Fondés sur le schéma de développement et d’aménagement du tourisme et sur les conclusions des assises du tourisme de Mayotte, qui se sont tenues en décembre 2010, les axes majeurs de la politique de développement du tourisme à court, moyen et long terme sont les suivants.
Premièrement, construire la destination, son identité, son image, sa plus-value, et s’appuyer sur la coopération régionale.
Deuxièmement, améliorer sa desserte aérienne dont les nouvelles infrastructures aéroportuaires ne seront pleinement opérationnelles qu’en 2013. Celles-ci permettront de passer de 305 000 à plus de 600 000 passagers par an. L’île est desservie par des lignes aériennes au départ de l’aéroport de Roissy-Charles-de-Gaulle, ce qui favorise l’ouverture au marché européen.
Troisièmement, créer des circuits-combinés avec les territoires voisins. En effet, sa situation privilégiée dans l’océan Indien permet diverses formules de coopération avec d’autres destinations telles que la Réunion, l’île Maurice, Madagascar, le Kenya.
Nous avons l’ambition de nous repositionner à l’échelle régionale et de développer de nouveaux partenariats d’économie touristique avec les îles voisines pour assurer la complémentarité de l’offre et renforcer la commercialisation et la distribution de nos produits.
Quatrièmement, développer un hébergement important, pour répondre aux attentes des tours opérateurs.
Cinquièmement, former des hommes aux métiers du tourisme : le secteur devra bénéficier de formations qualifiantes sur place afin de permettre à la population locale d’accéder aux différents métiers du tourisme.

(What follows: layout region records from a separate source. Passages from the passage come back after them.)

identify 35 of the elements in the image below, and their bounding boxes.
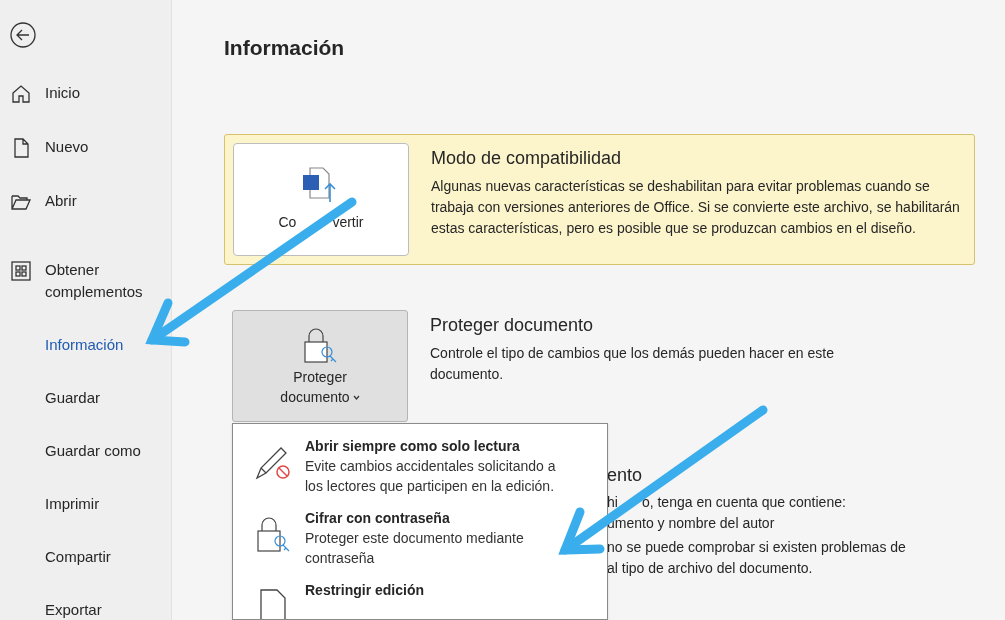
section-description: umento y nombre del autor: [607, 513, 775, 533]
menu-item-title: Restringir edición: [305, 581, 426, 600]
section-description: al tipo de archivo del documento.: [607, 558, 813, 578]
menu-item-title: Abrir siempre como solo lectura: [305, 437, 521, 456]
back-button[interactable]: [10, 22, 36, 48]
section-description: no se puede comprobar si existen problemas de: [607, 537, 906, 557]
section-title: Modo de compatibilidad: [431, 146, 623, 170]
sidebar-item[interactable]: Obtener complementos: [45, 259, 171, 303]
section-title: ento: [607, 463, 644, 487]
sidebar-item[interactable]: Guardar: [45, 387, 101, 409]
menu-item[interactable]: Restringir edición: [233, 580, 607, 619]
sidebar-item[interactable]: Inicio: [45, 82, 81, 104]
caret-icon: [352, 395, 360, 401]
page-title: Información: [224, 35, 346, 61]
menu-item-title: Cifrar con contraseña: [305, 509, 451, 528]
section-description: hi: [607, 492, 618, 512]
sidebar-item[interactable]: Guardar como: [45, 440, 141, 462]
convert-button[interactable]: Co vertir: [233, 142, 409, 256]
protect-document-button[interactable]: Proteger documento: [232, 309, 408, 422]
home-icon: [10, 83, 32, 105]
sidebar-item[interactable]: Compartir: [45, 546, 111, 568]
sidebar-item[interactable]: Imprimir: [45, 493, 100, 515]
section-description: Controle el tipo de cambios que los demás pueden hacer en este documento.: [430, 343, 835, 384]
sidebar-item[interactable]: Nuevo: [45, 136, 89, 158]
sidebar-item[interactable]: Información: [45, 334, 124, 356]
menu-item[interactable]: Cifrar con contraseña Proteger este documento mediante contraseña: [233, 508, 607, 568]
section-description: Algunas nuevas características se deshabilitan para evitar problemas cuando se trabaja con versiones anteriores de Office. Si se convierte este archivo, se habilitarán estas características, pero es posible que se produzcan cambios en el diseño.: [431, 176, 961, 238]
section-title: Proteger documento: [430, 313, 595, 337]
menu-item-description: Proteger este documento mediante contraseña: [305, 529, 525, 568]
sidebar-item[interactable]: Exportar: [45, 599, 102, 620]
add-ins-grid-icon: [10, 260, 32, 282]
section-description: o, tenga en cuenta que contiene:: [641, 492, 846, 512]
menu-item[interactable]: Abrir siempre como solo lectura Evite cambios accidentales solicitando a los lectores que participen en la edición.: [233, 436, 607, 496]
menu-item-description: Evite cambios accidentales solicitando a los lectores que participen en la edición.: [305, 457, 557, 496]
sidebar-item[interactable]: Abrir: [45, 190, 77, 212]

Le comité du tourisme mahorais vient de passer un accord avec la direction du travail pour prendre en charge une formation sur deux ans. Cette formation permettra aux étudiants titulaires d’un brevet d’études professionnelles d’obtenir un bac professionnel. Pour les bacheliers, l’accord prévoit une formation conduisant au niveau bac+2.
Par ailleurs, le comité du tourisme mahorais forme des gardiens à l’entretien, au balisage et à la propreté des 200 kilomètres de sentiers de randonnées dont l’île est dotée.

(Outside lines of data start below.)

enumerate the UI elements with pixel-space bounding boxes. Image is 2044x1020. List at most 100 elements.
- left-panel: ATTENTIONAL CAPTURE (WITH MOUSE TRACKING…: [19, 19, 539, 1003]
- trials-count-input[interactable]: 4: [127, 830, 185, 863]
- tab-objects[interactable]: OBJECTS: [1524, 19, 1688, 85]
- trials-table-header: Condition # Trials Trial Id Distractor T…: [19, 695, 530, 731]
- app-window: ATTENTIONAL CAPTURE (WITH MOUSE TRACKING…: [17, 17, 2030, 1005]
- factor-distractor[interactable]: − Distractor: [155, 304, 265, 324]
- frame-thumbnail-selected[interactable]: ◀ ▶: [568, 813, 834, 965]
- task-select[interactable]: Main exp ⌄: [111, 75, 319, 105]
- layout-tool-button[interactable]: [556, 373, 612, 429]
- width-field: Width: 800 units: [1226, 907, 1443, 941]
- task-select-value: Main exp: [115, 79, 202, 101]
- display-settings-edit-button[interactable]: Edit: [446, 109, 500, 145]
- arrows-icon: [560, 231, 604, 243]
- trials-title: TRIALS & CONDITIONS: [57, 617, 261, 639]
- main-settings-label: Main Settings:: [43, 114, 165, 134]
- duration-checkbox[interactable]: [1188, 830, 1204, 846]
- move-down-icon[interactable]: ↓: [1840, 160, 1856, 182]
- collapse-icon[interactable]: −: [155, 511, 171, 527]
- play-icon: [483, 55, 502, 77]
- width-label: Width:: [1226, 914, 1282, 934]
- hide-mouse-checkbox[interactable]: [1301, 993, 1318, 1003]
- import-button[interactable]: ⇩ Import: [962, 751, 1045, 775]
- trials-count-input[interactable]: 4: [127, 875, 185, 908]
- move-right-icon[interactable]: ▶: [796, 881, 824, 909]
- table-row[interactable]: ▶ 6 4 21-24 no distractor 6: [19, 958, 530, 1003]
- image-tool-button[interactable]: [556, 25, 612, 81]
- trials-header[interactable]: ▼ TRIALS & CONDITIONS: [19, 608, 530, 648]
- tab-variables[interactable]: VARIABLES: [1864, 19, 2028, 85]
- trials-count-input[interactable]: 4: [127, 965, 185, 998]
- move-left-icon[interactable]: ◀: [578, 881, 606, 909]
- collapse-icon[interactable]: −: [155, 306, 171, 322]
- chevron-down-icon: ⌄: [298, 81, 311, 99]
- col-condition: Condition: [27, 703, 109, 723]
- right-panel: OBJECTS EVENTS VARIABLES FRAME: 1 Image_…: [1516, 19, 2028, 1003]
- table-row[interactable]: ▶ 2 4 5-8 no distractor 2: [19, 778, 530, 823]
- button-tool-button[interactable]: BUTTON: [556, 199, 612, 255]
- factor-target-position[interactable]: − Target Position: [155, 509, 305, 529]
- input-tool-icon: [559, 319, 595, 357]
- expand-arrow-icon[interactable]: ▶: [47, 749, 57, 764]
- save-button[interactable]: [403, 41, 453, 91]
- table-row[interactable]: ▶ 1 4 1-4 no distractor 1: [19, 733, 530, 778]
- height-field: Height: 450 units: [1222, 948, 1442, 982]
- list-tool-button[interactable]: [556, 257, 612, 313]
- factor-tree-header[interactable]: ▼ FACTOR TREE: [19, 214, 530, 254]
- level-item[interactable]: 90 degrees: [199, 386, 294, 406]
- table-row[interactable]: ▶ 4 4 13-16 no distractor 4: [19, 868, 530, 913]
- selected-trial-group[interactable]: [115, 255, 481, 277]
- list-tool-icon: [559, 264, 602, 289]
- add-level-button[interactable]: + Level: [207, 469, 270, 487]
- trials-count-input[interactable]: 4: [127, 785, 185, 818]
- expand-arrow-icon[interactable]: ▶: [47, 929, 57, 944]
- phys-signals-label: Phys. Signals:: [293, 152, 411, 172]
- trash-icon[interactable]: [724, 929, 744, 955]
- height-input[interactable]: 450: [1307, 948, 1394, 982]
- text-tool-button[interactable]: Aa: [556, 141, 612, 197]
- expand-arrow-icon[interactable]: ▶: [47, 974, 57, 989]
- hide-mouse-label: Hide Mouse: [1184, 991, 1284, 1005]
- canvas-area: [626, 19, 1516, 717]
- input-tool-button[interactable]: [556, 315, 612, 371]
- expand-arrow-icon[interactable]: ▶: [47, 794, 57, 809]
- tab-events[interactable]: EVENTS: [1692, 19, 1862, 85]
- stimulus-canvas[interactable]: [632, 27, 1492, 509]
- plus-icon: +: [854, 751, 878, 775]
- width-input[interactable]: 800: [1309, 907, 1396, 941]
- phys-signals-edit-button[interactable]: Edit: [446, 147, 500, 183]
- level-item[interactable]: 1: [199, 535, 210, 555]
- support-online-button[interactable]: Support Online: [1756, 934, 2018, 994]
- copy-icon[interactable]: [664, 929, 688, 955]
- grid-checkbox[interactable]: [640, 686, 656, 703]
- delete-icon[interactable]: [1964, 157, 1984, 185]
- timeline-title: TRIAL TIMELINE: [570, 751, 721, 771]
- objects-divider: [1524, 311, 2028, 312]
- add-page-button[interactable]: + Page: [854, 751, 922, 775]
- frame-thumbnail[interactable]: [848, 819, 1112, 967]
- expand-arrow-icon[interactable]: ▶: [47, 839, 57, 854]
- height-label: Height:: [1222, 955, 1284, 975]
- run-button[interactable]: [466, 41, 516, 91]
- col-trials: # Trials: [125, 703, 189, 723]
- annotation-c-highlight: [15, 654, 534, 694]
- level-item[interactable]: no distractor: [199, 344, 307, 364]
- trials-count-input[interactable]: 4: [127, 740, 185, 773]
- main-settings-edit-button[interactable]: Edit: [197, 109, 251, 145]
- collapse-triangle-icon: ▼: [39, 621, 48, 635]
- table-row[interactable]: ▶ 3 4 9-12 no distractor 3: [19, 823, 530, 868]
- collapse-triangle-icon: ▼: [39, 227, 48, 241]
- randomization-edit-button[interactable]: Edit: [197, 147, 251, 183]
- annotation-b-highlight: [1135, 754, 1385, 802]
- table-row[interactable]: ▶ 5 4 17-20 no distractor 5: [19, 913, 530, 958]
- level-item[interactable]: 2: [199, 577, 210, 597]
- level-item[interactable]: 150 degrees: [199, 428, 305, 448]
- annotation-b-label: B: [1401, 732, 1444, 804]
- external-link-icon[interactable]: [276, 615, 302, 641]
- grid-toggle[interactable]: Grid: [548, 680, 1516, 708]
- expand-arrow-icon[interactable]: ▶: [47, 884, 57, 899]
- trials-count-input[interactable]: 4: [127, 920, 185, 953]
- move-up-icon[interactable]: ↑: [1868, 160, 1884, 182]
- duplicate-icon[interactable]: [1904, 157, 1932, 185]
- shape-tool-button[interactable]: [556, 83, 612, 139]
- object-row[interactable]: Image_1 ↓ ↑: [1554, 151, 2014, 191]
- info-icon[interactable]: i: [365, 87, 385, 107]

Sixièmement, préserver les ressources et richesses du lagon à travers, notamment, l’assainissement et le développement durable.

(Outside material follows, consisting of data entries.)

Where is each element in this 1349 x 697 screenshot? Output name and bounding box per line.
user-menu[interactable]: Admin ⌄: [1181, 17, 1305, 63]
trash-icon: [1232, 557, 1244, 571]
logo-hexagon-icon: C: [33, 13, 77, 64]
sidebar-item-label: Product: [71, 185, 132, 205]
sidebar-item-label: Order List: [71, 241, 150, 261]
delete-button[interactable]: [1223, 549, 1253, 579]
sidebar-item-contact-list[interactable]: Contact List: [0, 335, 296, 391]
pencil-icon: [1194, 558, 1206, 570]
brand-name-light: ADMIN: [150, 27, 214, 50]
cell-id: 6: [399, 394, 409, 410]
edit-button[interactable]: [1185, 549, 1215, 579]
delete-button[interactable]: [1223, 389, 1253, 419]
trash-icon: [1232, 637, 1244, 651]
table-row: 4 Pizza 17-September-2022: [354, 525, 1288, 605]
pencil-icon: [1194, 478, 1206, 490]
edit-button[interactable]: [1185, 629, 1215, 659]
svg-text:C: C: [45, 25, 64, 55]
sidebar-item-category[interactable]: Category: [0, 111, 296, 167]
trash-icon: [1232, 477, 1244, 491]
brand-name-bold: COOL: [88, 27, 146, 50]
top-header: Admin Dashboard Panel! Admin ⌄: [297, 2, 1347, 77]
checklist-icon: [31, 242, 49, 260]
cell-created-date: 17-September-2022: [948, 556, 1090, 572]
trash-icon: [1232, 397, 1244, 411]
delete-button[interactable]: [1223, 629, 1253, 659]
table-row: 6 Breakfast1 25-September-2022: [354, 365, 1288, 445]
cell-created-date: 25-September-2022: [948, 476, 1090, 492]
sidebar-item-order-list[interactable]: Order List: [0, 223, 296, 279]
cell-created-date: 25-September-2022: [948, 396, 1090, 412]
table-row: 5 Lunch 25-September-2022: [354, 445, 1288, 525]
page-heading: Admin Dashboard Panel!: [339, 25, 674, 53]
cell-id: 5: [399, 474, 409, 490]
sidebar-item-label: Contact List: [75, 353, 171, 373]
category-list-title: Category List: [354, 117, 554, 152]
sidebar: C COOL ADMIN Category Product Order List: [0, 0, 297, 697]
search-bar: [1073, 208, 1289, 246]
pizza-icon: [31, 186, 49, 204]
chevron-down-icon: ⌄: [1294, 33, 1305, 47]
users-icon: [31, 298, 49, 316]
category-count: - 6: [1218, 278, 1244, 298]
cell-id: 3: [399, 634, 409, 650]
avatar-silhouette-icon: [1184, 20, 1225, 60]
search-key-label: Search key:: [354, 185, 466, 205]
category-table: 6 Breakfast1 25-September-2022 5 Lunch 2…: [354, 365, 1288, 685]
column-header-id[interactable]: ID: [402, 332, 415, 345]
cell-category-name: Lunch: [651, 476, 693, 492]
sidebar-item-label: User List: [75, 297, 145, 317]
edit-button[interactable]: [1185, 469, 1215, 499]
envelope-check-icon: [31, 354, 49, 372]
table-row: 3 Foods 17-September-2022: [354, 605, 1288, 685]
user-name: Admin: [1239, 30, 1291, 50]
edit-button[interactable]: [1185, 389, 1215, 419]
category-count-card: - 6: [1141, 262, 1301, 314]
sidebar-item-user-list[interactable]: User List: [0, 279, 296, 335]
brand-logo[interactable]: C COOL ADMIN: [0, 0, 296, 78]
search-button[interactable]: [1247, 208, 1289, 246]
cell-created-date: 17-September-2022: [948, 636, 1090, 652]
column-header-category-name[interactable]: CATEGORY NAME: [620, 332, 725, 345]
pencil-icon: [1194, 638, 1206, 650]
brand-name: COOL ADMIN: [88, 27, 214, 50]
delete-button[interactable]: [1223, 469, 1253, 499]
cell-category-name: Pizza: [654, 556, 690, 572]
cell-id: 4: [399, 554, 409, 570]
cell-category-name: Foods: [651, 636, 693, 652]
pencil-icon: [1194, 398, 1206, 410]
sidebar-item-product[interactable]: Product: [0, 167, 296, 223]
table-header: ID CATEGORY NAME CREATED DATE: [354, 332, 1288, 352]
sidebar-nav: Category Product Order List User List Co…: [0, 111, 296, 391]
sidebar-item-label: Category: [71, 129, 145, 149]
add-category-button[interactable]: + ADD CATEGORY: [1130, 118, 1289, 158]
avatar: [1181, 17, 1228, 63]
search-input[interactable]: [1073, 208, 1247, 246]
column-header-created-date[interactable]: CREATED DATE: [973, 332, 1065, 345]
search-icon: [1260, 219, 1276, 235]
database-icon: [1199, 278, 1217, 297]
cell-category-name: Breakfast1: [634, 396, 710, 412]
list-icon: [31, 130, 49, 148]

Septièmement, développer des produits, sites et services pour la clientèle régionale tout en recentrant la politique touristique au bénéfice des populations locales.
Huitièmement, développer l’artisanat local, en améliorant, notamment, la présentation des produits naturels.
Neuvièmement, appuyer et soutenir les micros projets touristiques.
Dixièmement, développer l’hébergement chez l’habitant et améliorer les gîtes et chambres d’hôtes.
Onzièmement, mettre en place un système d’accompagnement de conseil et de classement pour le développement des chambres d’hôtes : architecture extérieure et intérieure, services, aménagement de l’espace, équipements.
Dans le cadre de projets hôteliers, nous demandons l’intervention d’un architecte agréé de la Réunion. Pour les petits projets, un appui et un conseil technique devraient être accessibles aux petits entrepreneurs ou aux communes pour les restaurants, chambres d’hôtes et gîtes.
Douzièmement, accroître la diversité des activités offertes dans le lagon.
Treizièmement, programmer une formation et une clarification des statuts des guides naturalistes et guides de pays : qualification, compétences, carte professionnelle.
En définitive, il apparaît que le développement du tourisme à Mayotte doit nécessairement être envisagé dans une logique de « gouvernance participative ». La position des élus locaux est en effet de construire le tourisme mahorais en associant, en consultant et en écoutant les différents acteurs locaux au sujet de l’action touristique à conduire, notamment les maires, les professionnels, le tissu associatif et, plus largement, la population mahoraise elle-même.
Le tourisme constitue pour Mayotte, ainsi que pour l’ensemble des territoires d’outre-mer, l’un des secteurs d’activités présentant un fort potentiel de valeur ajoutée et de création d’emplois.
Laissons à ceux dont c’est le métier le soin de développer une concertation sur une stratégie, à charge pour l’État et les collectivités territoriales de pourvoir aux besoins en infrastructures.